The issues raised in this article are not unusual sadly. There are many litigants in person and law firms who use the insolvency route to place pressure on a debtor to cough up.
Indeed, for the right case, this is something that I have regularly done.
Where things go wrong, however, is where the insolvency route is used for disputed debts.
Whilst individuals and businesses acting without legal representation may be forgiven for not appreciating this, there is no such excuse for law firms.
Utilising the insolvency route can be a tactical decision (and in some instances cheaper than resorting to traditional civil proceedings). However, at the point when a dispute arises regarding the underlying debt, the pursuance of matters through insolvency proceedings must be discontinued.
In my opinion the Judge was right to highlight the rude language of the solicitors involved in this matter, along with a misuse of the insolvency proceedings.

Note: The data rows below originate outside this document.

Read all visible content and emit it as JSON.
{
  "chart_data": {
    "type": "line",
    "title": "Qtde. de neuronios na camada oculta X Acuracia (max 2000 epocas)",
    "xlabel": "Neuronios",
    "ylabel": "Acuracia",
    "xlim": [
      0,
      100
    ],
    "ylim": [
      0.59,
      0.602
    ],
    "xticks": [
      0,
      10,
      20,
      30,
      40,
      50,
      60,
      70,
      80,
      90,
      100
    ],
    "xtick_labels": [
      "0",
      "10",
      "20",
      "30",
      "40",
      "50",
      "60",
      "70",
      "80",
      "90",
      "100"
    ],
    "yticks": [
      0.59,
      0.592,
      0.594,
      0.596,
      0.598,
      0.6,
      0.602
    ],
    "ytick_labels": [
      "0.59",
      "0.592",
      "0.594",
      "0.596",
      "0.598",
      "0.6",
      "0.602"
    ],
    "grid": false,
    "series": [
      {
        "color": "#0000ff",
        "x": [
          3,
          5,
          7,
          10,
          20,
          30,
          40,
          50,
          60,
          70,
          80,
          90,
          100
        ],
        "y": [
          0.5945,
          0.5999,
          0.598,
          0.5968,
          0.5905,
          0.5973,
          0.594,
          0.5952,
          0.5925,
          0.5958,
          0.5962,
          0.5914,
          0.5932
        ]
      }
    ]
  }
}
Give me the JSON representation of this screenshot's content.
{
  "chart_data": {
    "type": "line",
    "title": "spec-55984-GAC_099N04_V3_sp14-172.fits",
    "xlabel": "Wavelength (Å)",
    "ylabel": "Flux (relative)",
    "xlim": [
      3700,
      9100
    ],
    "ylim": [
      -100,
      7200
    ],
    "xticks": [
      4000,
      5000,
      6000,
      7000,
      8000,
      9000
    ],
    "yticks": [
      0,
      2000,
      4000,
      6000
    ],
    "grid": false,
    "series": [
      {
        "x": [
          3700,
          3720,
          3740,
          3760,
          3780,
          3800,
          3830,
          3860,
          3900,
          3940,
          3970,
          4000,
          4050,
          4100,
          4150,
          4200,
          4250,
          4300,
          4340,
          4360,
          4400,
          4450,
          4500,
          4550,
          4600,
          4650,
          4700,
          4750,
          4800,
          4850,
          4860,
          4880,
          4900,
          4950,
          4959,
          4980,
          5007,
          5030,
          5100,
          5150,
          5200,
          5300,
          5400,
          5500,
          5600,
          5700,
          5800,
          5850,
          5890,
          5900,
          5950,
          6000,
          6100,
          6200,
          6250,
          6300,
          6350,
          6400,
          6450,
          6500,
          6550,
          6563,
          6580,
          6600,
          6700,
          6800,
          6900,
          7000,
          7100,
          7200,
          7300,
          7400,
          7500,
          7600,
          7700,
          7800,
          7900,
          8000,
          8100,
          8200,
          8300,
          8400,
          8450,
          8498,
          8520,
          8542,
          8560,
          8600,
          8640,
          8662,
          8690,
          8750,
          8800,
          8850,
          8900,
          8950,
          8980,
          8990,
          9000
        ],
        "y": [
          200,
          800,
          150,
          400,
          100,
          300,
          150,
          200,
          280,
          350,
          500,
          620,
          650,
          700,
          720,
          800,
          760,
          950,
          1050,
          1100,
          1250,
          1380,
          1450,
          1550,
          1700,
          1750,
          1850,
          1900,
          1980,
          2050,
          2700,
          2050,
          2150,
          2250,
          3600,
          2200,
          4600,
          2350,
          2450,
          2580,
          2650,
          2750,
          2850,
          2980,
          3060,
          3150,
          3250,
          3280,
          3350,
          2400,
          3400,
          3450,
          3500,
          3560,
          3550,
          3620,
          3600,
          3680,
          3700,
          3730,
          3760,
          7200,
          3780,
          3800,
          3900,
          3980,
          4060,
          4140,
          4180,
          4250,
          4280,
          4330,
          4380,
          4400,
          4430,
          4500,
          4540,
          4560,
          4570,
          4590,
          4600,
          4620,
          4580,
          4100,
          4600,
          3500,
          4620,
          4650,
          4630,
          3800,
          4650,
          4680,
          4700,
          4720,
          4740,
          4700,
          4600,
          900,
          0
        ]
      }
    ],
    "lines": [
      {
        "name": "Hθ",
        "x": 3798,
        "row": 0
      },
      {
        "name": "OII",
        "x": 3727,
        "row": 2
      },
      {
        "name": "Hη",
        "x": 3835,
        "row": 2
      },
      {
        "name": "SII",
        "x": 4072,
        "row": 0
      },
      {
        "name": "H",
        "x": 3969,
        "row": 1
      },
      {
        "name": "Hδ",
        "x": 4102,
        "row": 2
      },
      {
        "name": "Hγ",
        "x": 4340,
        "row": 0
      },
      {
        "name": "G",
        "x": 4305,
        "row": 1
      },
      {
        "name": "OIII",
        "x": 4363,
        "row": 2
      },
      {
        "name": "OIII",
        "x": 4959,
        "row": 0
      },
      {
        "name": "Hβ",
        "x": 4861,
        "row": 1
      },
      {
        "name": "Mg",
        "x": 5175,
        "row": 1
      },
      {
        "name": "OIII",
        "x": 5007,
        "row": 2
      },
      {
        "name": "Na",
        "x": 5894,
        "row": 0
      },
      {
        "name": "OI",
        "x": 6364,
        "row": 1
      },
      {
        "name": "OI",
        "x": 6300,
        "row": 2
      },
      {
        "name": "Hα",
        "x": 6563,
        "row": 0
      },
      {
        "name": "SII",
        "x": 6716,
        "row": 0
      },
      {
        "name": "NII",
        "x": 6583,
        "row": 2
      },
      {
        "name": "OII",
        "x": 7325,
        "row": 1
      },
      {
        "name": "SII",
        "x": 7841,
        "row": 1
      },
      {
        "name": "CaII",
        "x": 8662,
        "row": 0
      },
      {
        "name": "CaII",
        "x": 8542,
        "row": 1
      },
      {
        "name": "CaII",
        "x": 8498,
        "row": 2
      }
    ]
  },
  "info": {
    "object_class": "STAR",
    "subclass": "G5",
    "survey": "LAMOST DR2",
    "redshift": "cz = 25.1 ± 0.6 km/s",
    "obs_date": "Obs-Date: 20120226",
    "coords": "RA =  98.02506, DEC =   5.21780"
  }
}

High Court judge has accused a law firm of potentially breaching solicitor conduct rules in attempting to help a client avoid paying a debt. The court heard that national firm Keystone Law had been aggressive and may have, on the face of it, acted unlawfully in its correspondence with a claimant who had secured an adjudication award against its client. At one point Keystone wrote to the opposing party: ‘You will get nothing then. Goodbye.’ Ruling in Bernard Sport Surfaces Ltd v Astrosoccer4u Ltd, The Honourable Mr Justice Coulson described this language as ‘breathtakingly rude’ and ‘plainly part of the intention to misuse the insolvency proceedings’. A further email, the judge suggested, amounted to a breach of the rules relating to the proper conduct of solicitors.